К счастью или несчастью Веры, время конкурсов красоты, интердевочек и прочих способов торговать внешностью тогда еще не настало, по утрам радио пело «Союз нерушимый республик свободных», а водка стоила знаковые три шестьдесят две. Цену эту Вера помнила очень хорошо, не понаслышке.
Отец, электрик в домоуправлении, мог бы, как шептались соседки, зарабатывать «у-у-у какие деньжищи». Еще бы! В той квартире починить, в этой люстру повесить – тут трешка, там пятерка, а то, если срочно, может, и четвертак – да где это видано, чтоб сантехники и электрики на зарплату жили. Мог бы. Но Вера во всякие такие разговоры не вслушивалась. Какая чепуха! Отец и деньги были понятиями несовместимыми. Под хорошее настроение – это когда она еще детский садик ходила – он, бывало, приносил ей конфеты. Долго шарил в кармане, вылавливая их по одной, – это ж не все, там еще одна должна быть, – пересчитывал, гордо протягивал дочери пригоршню карамелек. В линялых фантиках, с прилипшими крошками, карамельки воняли табаком и больше напоминали горсть мусора, чем конфеты. Из внутреннего кармана обвисшей грязно-серой спецовки – отец носил ее непрерывно, утомительно пошучивая про «зимой и летом одним цветом», – извлекалась бутылка. Когда – заработанная какой-нибудь мелкой починкой, но чаще – купленная на те самые три шестьдесят две, в добывании которых отец был истинным виртуозом. Поставив на стол бутылку, он устраивался на обшарпанном столетнем диванчике, устанавливал на кухонный стол локти и орал: «Мать! Обед тащи! Усталому рабочему человеку обед подать полагается!» Мать суетилась, грела неизменные макароны и борщ из «собачьих» костей (мослы, именуемые «собачкам погрызть», на рынке продавали за какие-то совсем смешные копейки), резала хлеб – подавала, как барину. Но это когда бывала дома. Чаще ее не было – мыла очередной подъезд или какую-нибудь из расположенных неподалеку контор. Отец, как ни странно, по поводу отсутствия «обеда усталому человеку» не скандалил. Грохал рядом с бутылкой стакан, отламывал – а закусить? что ж я, алкоголик, что ли? – кусок от буханки и погружался в многословные рассуждения все на ту же тему «вот как я есть рабочий человек и хозяин жизни». Когда бутылка (а то и не одна) пустела, отец падал там же, где сидел, на диванчике, и отключался. С утра рычал на всех: что за семья, никто не позаботится, чтоб было чем полечиться рабочему человеку, – но рычал без особого энтузиазма. Чего-чего, а злобы в нем совсем не было.

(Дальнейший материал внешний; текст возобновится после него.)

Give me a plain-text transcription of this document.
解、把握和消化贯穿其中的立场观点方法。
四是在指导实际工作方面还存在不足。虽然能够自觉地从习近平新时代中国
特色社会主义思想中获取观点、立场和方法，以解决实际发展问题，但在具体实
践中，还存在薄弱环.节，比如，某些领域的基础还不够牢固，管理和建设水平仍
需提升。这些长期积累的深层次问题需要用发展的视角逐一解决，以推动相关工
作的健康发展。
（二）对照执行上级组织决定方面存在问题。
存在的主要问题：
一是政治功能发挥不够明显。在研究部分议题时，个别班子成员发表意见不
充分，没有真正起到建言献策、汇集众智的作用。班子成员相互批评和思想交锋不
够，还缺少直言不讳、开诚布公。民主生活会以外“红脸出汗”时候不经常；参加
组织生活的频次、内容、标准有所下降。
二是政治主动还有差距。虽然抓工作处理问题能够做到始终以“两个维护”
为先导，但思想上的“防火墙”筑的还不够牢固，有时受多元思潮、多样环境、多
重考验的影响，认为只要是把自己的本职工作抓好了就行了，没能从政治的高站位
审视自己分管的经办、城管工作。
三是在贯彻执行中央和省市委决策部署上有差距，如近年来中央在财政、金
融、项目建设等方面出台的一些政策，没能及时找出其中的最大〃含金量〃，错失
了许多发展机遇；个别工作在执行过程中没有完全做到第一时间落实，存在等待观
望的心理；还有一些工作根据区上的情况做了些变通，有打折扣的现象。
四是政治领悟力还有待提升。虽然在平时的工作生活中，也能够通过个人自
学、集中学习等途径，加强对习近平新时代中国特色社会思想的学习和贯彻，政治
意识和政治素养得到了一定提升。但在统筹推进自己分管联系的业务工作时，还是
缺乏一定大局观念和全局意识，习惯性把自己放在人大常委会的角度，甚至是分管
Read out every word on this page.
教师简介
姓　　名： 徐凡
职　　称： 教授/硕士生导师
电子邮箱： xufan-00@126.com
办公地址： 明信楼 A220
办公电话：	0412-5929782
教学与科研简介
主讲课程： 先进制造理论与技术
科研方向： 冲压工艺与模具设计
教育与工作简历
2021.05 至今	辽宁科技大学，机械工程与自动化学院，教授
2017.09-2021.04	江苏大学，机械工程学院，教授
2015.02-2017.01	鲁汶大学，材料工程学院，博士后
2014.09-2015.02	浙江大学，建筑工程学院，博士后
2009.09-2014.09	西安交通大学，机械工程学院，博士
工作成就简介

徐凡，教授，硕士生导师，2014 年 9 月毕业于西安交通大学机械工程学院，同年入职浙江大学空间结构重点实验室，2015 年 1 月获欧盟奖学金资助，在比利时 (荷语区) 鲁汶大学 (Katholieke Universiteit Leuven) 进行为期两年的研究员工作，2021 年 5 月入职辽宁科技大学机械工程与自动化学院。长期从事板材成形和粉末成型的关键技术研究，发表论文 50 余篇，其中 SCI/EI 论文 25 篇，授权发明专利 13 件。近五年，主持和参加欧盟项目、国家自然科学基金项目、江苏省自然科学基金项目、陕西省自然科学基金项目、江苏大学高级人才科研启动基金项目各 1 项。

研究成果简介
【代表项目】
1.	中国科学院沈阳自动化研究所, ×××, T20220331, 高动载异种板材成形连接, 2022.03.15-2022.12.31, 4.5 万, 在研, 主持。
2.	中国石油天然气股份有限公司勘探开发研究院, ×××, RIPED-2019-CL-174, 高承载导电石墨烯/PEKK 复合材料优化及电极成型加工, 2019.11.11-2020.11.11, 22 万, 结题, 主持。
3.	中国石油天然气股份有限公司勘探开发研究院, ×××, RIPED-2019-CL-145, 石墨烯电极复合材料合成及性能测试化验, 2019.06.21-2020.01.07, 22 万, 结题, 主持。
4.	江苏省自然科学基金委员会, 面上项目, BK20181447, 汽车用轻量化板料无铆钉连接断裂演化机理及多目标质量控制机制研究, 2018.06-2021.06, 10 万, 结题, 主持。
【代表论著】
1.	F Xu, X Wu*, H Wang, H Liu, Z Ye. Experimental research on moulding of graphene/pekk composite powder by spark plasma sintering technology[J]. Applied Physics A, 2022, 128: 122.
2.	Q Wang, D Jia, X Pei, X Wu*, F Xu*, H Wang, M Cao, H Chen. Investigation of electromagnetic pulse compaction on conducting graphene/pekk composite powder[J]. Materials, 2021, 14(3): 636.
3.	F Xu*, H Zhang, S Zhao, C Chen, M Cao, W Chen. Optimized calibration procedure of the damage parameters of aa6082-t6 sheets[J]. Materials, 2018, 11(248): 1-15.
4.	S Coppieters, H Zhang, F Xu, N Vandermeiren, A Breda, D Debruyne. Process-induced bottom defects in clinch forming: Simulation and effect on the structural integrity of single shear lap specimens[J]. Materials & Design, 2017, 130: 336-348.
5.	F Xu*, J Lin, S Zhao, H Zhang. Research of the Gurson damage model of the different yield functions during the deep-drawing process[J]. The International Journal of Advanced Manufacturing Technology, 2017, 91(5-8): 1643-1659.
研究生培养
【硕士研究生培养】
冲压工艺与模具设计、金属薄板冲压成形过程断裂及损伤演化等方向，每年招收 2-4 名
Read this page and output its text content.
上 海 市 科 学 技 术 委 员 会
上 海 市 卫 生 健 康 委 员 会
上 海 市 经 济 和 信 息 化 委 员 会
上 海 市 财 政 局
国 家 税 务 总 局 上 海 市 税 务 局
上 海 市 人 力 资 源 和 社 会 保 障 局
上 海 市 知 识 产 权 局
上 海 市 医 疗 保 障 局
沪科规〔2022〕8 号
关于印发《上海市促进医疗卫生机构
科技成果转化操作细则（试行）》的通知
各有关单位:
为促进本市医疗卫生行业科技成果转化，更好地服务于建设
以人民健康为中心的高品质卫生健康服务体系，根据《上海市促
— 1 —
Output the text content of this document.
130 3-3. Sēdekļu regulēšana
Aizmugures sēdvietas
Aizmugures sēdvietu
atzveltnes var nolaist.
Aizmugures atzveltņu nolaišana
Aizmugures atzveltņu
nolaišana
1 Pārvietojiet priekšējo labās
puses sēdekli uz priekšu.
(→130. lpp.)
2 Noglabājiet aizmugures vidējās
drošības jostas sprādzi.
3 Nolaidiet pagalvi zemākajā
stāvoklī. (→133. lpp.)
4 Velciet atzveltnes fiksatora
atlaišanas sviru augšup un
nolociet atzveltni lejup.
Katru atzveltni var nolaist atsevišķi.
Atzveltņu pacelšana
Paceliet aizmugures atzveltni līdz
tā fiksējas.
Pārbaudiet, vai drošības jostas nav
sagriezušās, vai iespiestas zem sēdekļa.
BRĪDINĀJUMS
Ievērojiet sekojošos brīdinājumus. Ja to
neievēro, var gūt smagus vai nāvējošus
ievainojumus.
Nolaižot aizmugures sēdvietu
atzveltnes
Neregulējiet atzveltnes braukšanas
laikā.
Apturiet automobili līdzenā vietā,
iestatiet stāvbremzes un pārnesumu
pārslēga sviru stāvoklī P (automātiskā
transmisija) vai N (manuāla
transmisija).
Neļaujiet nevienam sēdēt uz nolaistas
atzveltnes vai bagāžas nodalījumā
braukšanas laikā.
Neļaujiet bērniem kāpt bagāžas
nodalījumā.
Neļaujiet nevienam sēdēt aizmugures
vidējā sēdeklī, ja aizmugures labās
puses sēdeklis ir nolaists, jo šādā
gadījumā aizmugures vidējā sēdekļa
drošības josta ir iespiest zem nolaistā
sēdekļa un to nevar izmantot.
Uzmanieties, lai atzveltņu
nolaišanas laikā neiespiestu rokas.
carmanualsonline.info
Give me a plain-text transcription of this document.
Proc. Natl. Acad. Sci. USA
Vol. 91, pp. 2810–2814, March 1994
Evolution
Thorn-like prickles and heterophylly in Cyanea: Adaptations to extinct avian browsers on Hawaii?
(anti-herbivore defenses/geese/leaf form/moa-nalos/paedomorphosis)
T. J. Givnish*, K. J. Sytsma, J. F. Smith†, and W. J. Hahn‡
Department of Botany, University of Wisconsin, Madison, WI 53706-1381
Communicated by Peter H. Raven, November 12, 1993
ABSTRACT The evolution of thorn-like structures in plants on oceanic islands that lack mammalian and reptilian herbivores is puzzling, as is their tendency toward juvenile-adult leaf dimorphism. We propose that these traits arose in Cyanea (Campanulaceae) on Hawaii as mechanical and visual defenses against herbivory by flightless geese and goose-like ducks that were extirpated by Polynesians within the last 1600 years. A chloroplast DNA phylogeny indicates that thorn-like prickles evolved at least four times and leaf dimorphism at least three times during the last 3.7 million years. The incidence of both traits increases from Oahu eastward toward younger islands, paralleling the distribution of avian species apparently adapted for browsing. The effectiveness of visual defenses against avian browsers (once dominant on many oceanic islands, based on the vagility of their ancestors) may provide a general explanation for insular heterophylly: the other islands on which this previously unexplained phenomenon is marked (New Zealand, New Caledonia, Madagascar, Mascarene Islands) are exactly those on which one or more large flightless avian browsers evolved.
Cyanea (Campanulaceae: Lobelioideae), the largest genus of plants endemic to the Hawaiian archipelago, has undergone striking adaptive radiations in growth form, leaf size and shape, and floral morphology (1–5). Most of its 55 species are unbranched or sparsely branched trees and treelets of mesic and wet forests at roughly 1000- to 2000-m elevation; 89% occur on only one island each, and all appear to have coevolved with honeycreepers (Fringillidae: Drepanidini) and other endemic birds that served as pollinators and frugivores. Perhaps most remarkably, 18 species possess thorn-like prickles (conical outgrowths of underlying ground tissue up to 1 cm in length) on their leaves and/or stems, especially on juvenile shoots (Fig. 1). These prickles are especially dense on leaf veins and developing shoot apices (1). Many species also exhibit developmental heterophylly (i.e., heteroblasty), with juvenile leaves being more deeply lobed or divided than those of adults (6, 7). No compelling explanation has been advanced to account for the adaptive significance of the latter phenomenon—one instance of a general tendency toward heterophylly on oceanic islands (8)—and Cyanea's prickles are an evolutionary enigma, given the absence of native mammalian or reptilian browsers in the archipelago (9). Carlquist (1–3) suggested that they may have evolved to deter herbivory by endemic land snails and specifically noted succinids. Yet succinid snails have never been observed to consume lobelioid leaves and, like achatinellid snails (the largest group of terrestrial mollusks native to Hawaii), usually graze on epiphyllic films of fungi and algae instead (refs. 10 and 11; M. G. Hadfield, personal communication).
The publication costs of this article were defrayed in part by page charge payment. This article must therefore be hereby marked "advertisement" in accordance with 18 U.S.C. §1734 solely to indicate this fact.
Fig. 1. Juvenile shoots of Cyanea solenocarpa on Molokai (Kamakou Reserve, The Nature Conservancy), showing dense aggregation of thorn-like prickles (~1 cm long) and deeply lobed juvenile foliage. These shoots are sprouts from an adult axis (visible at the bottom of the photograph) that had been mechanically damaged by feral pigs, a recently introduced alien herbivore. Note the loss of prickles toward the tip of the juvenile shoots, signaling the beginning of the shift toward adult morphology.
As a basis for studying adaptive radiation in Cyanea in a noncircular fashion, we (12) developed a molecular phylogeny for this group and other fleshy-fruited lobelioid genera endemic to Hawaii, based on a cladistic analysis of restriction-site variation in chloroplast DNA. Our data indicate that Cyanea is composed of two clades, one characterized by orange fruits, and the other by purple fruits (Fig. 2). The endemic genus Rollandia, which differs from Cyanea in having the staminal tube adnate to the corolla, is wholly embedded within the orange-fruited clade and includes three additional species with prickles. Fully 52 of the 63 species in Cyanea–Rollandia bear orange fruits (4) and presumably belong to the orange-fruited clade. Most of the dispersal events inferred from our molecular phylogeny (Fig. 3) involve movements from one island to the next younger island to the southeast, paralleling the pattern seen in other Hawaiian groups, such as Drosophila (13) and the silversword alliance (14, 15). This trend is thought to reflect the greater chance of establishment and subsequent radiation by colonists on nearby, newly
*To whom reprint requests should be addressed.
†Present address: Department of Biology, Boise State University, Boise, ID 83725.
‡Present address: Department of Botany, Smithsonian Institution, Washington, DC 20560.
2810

– Ну что ж, что пьет, мужик же, как без этого, спасибо, что не бьет, повезло, – приговаривали сердобольные соседки и наперебой приносили – девочке нужно хорошо одеваться, а такой красивой девочке тем более – «почти не ношеные» платьица, юбочки, пальтишки, которые мать виртуозно на Веру подгоняла. Ночи, конечно, частенько из-за этого не спала, но оно того стоило. Швейную машинку – дряхлый, кажется, дореволюционный еще «Зингер» – им подарил кто-то из жильцов. На тебе, боже, чего нам негоже. «Зингер» служил безропотно, и мать все боялась: как бы не пропил этот оглоед. Пропить благословенную машинку отец, к счастью, не успел, его похоронили, когда Вера переходила в девятый класс. До окончания школы они с матерью наслаждались наступившим в доме покоем.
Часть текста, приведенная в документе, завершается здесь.